Para Heidegger o humanismo antigo que exerceu influência sobre o renascentismo,
atrelado ao mundo romano e grego, criou uma tradição na qual concebe o humano como
“animal racional”, e aspira um ideal de humanidade em termos de oposição entre o homo
humanus e o homo barbarus, sendo que o homo humanus é o romano que exalta e enobrece a
virtus romana pela incorporação da paideia tomada dos gregos.

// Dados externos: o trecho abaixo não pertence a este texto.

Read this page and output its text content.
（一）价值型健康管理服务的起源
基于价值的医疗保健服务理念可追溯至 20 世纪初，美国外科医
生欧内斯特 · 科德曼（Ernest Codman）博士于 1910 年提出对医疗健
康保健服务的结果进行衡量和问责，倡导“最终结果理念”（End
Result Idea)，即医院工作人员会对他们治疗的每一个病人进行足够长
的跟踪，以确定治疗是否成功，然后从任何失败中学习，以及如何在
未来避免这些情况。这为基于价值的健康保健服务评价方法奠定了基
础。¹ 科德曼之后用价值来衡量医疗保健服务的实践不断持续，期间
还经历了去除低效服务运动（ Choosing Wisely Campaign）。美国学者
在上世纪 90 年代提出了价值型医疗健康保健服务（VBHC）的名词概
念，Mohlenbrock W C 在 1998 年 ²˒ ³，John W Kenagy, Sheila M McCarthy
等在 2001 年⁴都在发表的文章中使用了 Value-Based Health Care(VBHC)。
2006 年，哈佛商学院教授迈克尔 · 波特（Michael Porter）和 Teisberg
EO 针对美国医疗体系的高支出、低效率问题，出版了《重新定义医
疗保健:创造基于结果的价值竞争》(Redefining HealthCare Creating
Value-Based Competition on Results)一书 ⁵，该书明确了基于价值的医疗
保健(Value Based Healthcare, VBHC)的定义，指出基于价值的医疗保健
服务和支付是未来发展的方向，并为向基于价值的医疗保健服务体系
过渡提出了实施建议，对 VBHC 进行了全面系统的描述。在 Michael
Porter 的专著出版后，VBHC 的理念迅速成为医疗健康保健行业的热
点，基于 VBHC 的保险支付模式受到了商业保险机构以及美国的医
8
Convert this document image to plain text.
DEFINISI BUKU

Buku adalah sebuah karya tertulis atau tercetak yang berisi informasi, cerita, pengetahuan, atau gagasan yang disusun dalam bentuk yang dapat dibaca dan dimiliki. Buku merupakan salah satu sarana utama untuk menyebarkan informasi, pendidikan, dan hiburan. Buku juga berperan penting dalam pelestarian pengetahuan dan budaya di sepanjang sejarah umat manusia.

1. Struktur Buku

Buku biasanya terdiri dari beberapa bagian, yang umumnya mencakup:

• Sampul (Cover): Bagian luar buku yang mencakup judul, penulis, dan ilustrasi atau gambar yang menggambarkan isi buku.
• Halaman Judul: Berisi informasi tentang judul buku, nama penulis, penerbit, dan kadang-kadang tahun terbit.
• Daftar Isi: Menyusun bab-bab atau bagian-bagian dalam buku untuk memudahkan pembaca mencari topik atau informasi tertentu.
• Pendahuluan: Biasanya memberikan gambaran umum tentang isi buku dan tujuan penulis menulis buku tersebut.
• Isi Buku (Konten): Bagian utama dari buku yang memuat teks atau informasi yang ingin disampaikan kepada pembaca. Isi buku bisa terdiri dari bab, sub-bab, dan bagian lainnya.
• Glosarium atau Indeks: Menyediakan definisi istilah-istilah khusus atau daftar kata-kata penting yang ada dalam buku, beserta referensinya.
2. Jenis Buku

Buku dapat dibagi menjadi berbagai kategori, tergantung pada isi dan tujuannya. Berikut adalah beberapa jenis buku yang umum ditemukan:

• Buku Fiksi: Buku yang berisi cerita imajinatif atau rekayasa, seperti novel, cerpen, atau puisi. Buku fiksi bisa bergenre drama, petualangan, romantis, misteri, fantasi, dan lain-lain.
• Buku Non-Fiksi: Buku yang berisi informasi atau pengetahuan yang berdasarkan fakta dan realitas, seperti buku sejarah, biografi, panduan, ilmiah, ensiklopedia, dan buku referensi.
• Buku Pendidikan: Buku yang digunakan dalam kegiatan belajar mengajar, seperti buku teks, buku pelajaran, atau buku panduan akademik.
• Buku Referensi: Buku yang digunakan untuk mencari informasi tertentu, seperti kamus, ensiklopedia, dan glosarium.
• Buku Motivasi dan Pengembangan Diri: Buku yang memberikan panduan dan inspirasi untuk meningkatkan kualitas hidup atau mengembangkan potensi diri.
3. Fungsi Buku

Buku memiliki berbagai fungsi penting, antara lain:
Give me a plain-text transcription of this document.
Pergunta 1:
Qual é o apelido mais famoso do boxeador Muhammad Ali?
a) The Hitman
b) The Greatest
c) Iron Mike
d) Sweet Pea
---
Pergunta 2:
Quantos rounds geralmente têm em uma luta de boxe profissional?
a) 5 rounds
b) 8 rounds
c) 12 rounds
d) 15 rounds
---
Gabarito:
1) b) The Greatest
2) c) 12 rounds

Os gregos são os gregos do Helenismo, cuja formação se fizera nas escolas
filosóficas. Ela se refere à eruditio et institucio in bonas artes. A paideia
assim entendida se traduz por humanitas. A romanitas propriamente dita do
homo romanus consiste nesta humanitas. É em Roma que encontramos o
primeiro humanismo. Em sua Essência, portanto, o humanismo permanece
um fenômeno especificamente romano, que nasce do encontro da
romanidade com a cultura do helenismo. A chamada Renascença dos séculos
XIV e XV na Itália é uma renascentia romanitatis. Porque o interessa é a
romanitas, trata-se da humanitas e, por conseguinte, da paideia grega. Mas o
grego aqui é sempre o grego em sua forma posterior e esta ainda assim, à
romana. Também o homo romanus da Renascença está numa oposição ao
homo barbarus. Todavia, o in-umano é agora o pretenso barbarismo da
escolástica gótica da Idade Média. Por isso, ao humanismo, entendido
historicamente, sempre pertence um stadium humanitatis que, num certo e
determinado modo, retoma a antiguidade e assim se torna cada vez um
reviver da Grécia (HEIDEGGER, 1946/2009, p.35-36).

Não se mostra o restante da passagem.